Dont dismiss the Lee Collet just yet... the bolt being hard to close should have nothing to do with the neck sizing, rather it could be from your case shoulder length. I have been using my Lee Collet neck sizing die for reloading 308 with great success. There are a few short videos on youtube about how you can get a little more precision with the collet sizer; basically take it apart, and polish up the contact surfaces of the collet and also the mandrel with some fine grit sand paper and make sure to put a little bit of good grease in there.

If you are firing these rounds from a bolt gun, and only from the same gun, you could JUST neck size using the collet sizer UNTIL the shoulder length becomes excessive, at which point you will need to either FL size or bump the shoulder back a few thousandths. My plan is to only neck size with the collet die until excessive shoulder headspace prevents me from closing the bolt (or it starts to get a little hard). So far I've neck sized 6 or 7 times on Federal ammo with no issue closing the bolt yet. Once shoulder headspace becomes an issue (probably in a few more reloads) I will use either a FLS die or a bump die to push just the shoulder back about 0.002". Then I will be good to go with just collet neck sizing again. This process is only acceptable in a bolt gun, and for reloading fire formed brass for one specific rifle.
 
That is the problem with the lee collet die,its hitting the shoulders. This rifle was chambered with a palma match reamer with very minimum head space which I like so its not a sloppy chamber. If I use the Lee die I think I would have to shoulder bump on each firing.I also have a forster FL die that I am waiting on a new expander ball for. I was thinking about buying a shoulder bump die and a neck bushing die but I don't know if I went that direction if I would have to start turning necks with Lapua brass.
 
Measure the outside diameter on the neck of a loaded round.
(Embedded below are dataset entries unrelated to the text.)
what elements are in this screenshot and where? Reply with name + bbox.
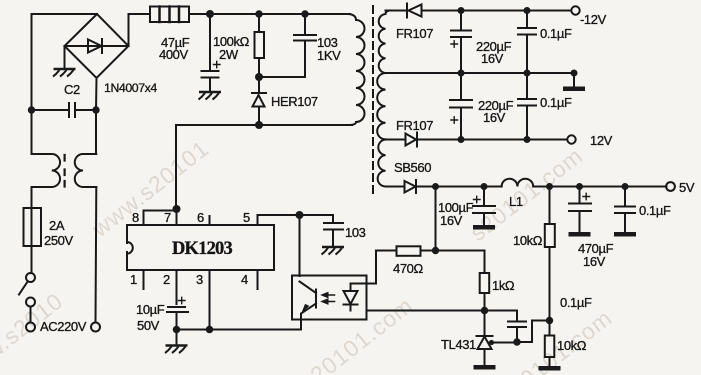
- TL431 ref wire: [489, 342, 517, 344]
- wire LED anode up to 470R: [351, 251, 395, 284]
- wire 12V rail: [386, 139, 568, 141]
- svg-text:5: 5: [243, 210, 250, 225]
- svg-text:50V: 50V: [137, 318, 160, 333]
- junction node mid ground: [571, 70, 578, 77]
- switch S1: [26, 273, 35, 282]
- svg-text:FR107: FR107: [396, 26, 433, 41]
- diode HER107: [258, 77, 260, 93]
- ground mid rail: [573, 73, 575, 87]
- junction node 10uF ground rail: [173, 326, 181, 334]
- junction node 5V 10k: [546, 183, 553, 190]
- resistor 470R: [397, 246, 421, 256]
- svg-text:1kΩ: 1kΩ: [492, 278, 515, 293]
- junction node 0.1uF fb bottom: [513, 338, 520, 345]
- svg-text:2: 2: [163, 272, 170, 287]
- svg-text:HER107: HER107: [271, 94, 318, 109]
- wire AC line1 down to choke: [31, 110, 33, 154]
- wire snubber link: [259, 76, 305, 78]
- resistor 10k lower: [549, 321, 551, 336]
- junction node fusible/47uF: [206, 10, 214, 18]
- wire pin5 to node: [258, 214, 300, 216]
- fusible resistor box: [150, 7, 189, 23]
- transformer T1 primary winding: [348, 14, 365, 125]
- svg-text:12V: 12V: [590, 133, 613, 148]
- svg-text:1KV: 1KV: [317, 48, 341, 63]
- junction node 5V 100uF: [481, 183, 488, 190]
- capacitor 0.1uF upper: [518, 11, 536, 74]
- junction node C2 left: [28, 106, 35, 113]
- junction node pin7: [173, 205, 181, 213]
- capacitor 100uF 16V: [473, 187, 495, 226]
- wire opto emitter to ground rail: [300, 320, 302, 330]
- junction node -12V 0.1uF: [524, 7, 531, 14]
- ground stub at bridge left vertex: [64, 46, 66, 69]
- optocoupler U2 box: [292, 276, 367, 320]
- capacitor 220uF 16V upper: [451, 11, 471, 74]
- capacitor C2: [32, 103, 97, 117]
- ground mid rail (bar): [563, 87, 585, 92]
- wire AC line2 down: [95, 187, 98, 323]
- common-mode choke right winding: [75, 154, 97, 187]
- IC U1 DK1203 body: [127, 225, 274, 270]
- capacitor C3 47uF 400V: [202, 14, 219, 92]
- resistor 10k upper: [549, 187, 551, 225]
- svg-text:8: 8: [132, 210, 139, 225]
- wire top DC rail: [210, 13, 350, 15]
- diode SB560: [405, 181, 416, 193]
- svg-text:2A: 2A: [49, 218, 65, 233]
- junction node feedback 1k: [481, 307, 489, 315]
- common-mode choke left winding: [32, 154, 61, 187]
- wire ground rail under DK1203: [177, 329, 301, 331]
- svg-text:16V: 16V: [483, 110, 506, 125]
- ground 47uF (hatched): [199, 92, 222, 100]
- wire AC line2 riser: [95, 110, 97, 154]
- wire AC line1 top: left riser to bridge top vertex: [32, 14, 98, 110]
- capacitor 0.1uF second: [518, 73, 536, 140]
- capacitor 0.1uF output: [615, 187, 635, 233]
- wire node up to 5V rail: [435, 187, 437, 251]
- svg-text:470Ω: 470Ω: [393, 261, 423, 276]
- ground bridge left (hatched): [53, 69, 76, 77]
- svg-text:-12V: -12V: [580, 12, 607, 27]
- junction node C2 right: [92, 106, 99, 113]
- svg-text:L1: L1: [509, 194, 523, 209]
- wire bridge bottom vertex down to C2 node: [95, 78, 98, 110]
- wire node to 1k: [436, 251, 485, 274]
- svg-text:www.s20101: www.s20101: [86, 135, 213, 243]
- capacitor 470uF 16V: [569, 187, 591, 233]
- wire feedback rail: [367, 310, 518, 312]
- svg-text:C2: C2: [64, 82, 80, 97]
- capacitor 103 1KV snubber: [294, 14, 316, 77]
- bridge rectifier D1 1N4007x4 diamond: [65, 14, 129, 78]
- terminal 12V: [567, 135, 575, 143]
- pin 8 stub: [143, 211, 145, 226]
- junction node 5V 0.1uF: [622, 183, 629, 190]
- junction node snubber: [255, 73, 263, 81]
- junction node 103 top: [301, 10, 308, 17]
- diode FR107 positive rail: [406, 134, 417, 146]
- wire -12V rail: [386, 10, 572, 12]
- wire primary bottom rail: [176, 124, 352, 126]
- capacitor 220uF 16V lower: [450, 73, 472, 140]
- wire mid ground rail: [386, 72, 575, 74]
- svg-text:FR107: FR107: [396, 118, 433, 133]
- junction node 10k lower top: [546, 317, 553, 324]
- junction node HER107 bottom: [255, 121, 263, 129]
- svg-text:AC220V: AC220V: [40, 319, 87, 334]
- terminal -12V: [571, 6, 579, 14]
- svg-text:7: 7: [164, 210, 171, 225]
- ground 0.1uF output (bar): [614, 232, 636, 237]
- svg-text:10kΩ: 10kΩ: [557, 338, 587, 353]
- ground stub 10uF: [176, 330, 178, 346]
- junction node pin3 ground rail: [206, 326, 214, 334]
- TL431 U3: [484, 311, 486, 337]
- junction node -12V 220uF: [458, 7, 465, 14]
- svg-text:5V: 5V: [679, 180, 695, 195]
- svg-text:16V: 16V: [481, 51, 504, 66]
- svg-text:1: 1: [130, 272, 137, 287]
- optocoupler phototransistor: [315, 290, 317, 308]
- svg-text:0.1µF: 0.1µF: [540, 95, 572, 110]
- ground 470uF (bar): [569, 232, 591, 237]
- junction node mid 220uF: [458, 70, 465, 77]
- junction node 12V 0.1uF: [524, 136, 531, 143]
- svg-text:2W: 2W: [219, 47, 239, 62]
- capacitor 103 at pin5: [324, 223, 343, 247]
- diode FR107 negative rail: [406, 4, 408, 18]
- capacitor 0.1uF feedback: [508, 311, 526, 343]
- ground 10k lower (bar): [539, 366, 561, 371]
- svg-text:16V: 16V: [583, 254, 606, 269]
- transformer T1 secondary winding middle: [377, 73, 385, 139]
- svg-text:250V: 250V: [44, 233, 73, 248]
- junction node mid 0.1uF: [524, 70, 531, 77]
- svg-text:10kΩ: 10kΩ: [513, 233, 543, 248]
- wire left riser to DK1203 pin7: [175, 125, 178, 225]
- choke core dashes: [63, 155, 65, 187]
- junction node pin5 net: [296, 211, 304, 219]
- fuse F1 2A 250V: [24, 208, 42, 246]
- svg-text:0.1µF: 0.1µF: [560, 295, 592, 310]
- junction node 5V 470R riser: [432, 183, 439, 190]
- svg-text:TL431: TL431: [441, 337, 476, 352]
- bridge internal diode: [65, 45, 129, 47]
- wire choke left to fuse: [31, 187, 33, 208]
- wire 5V rail right: [533, 186, 666, 188]
- svg-text:www.s20101.com: www.s20101.com: [248, 292, 418, 375]
- pin 4 stub: [257, 270, 259, 289]
- wire pin8 link: [144, 211, 177, 226]
- capacitor 10uF 50V at pin2: [167, 307, 188, 330]
- wire bridge right vertex to fusible resistor: [129, 14, 151, 46]
- wire node down to optocoupler collector: [299, 215, 301, 276]
- resistor 1k: [480, 273, 490, 293]
- pin 1 stub: [143, 270, 145, 289]
- pin 2 stub: [176, 270, 178, 304]
- junction node 100k top: [255, 10, 262, 17]
- transformer T1 secondary winding lower: [378, 140, 386, 187]
- wire step to lower 10k: [517, 321, 550, 343]
- wire fusible resistor to node: [189, 13, 210, 15]
- ground 10uF (hatched): [165, 346, 188, 354]
- svg-text:0.1µF: 0.1µF: [540, 26, 572, 41]
- wire node to 103 cap: [300, 215, 334, 223]
- pin 7 stub: [176, 209, 178, 225]
- optocoupler LED: [350, 284, 352, 292]
- svg-text:4: 4: [241, 272, 248, 287]
- junction node TL431 ref: [489, 340, 494, 345]
- svg-text:DK1203: DK1203: [172, 239, 233, 259]
- svg-text:400V: 400V: [159, 47, 188, 62]
- wire 5V rail left: [386, 186, 502, 188]
- optocoupler light arrows: [325, 295, 335, 302]
- wire 1k to feedback rail: [484, 293, 486, 311]
- junction node 5V 470uF: [576, 183, 583, 190]
- pin 5 stub: [257, 215, 259, 225]
- ground TL431 (bar): [474, 365, 496, 370]
- svg-text:1N4007x4: 1N4007x4: [104, 81, 157, 95]
- ground 100uF (bar): [473, 225, 495, 230]
- terminal 5V: [666, 182, 675, 191]
- ground 103 pin5 (hatched): [322, 247, 345, 255]
- resistor R1 100k 2W: [258, 14, 260, 32]
- terminal AC left: [26, 323, 35, 332]
- junction node 470R: [432, 247, 439, 254]
- svg-text:SB560: SB560: [394, 160, 431, 175]
- svg-text:3: 3: [196, 272, 203, 287]
- wire fuse to switch: [31, 246, 33, 273]
- svg-text:103: 103: [345, 225, 366, 240]
- inductor L1: [502, 179, 534, 187]
- wire 470R to node: [421, 250, 436, 252]
- transformer T1 secondary winding upper: [379, 11, 390, 74]
- junction node 12V 220uF: [458, 136, 465, 143]
- svg-text:6: 6: [197, 210, 204, 225]
- svg-text:16V: 16V: [440, 213, 463, 228]
- pin 3 stub: [209, 270, 211, 330]
- transformer core dashed line: [372, 6, 374, 193]
- svg-text:0.1µF: 0.1µF: [639, 203, 671, 218]
- terminal AC right: [91, 323, 100, 332]
- svg-text:10µF: 10µF: [136, 302, 165, 317]
- pin 6 stub: [209, 216, 211, 225]
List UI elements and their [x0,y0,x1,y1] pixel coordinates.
Compare that to the reamer or print and see how much space you have. .003 is a tight but safe spot to shoot for. If it's less than that it would be advisable to turn a bit off u less you're keeping it benchrest clean. Might even be necessary once the shoulder migrates up the neck a bit in a few firings. I would just wait for the Forster expander ball and be done with it.
 
I use a bushing at -.002 from loaded diameter then I use 21st century expanding mandrel which ends with -.001 neck tension and imperfections pushed to the outside (to a degree, brass springs back and whatnot). If I wanted 2 thou thension I would use a -.003 bushing and 21st century turning mandrel.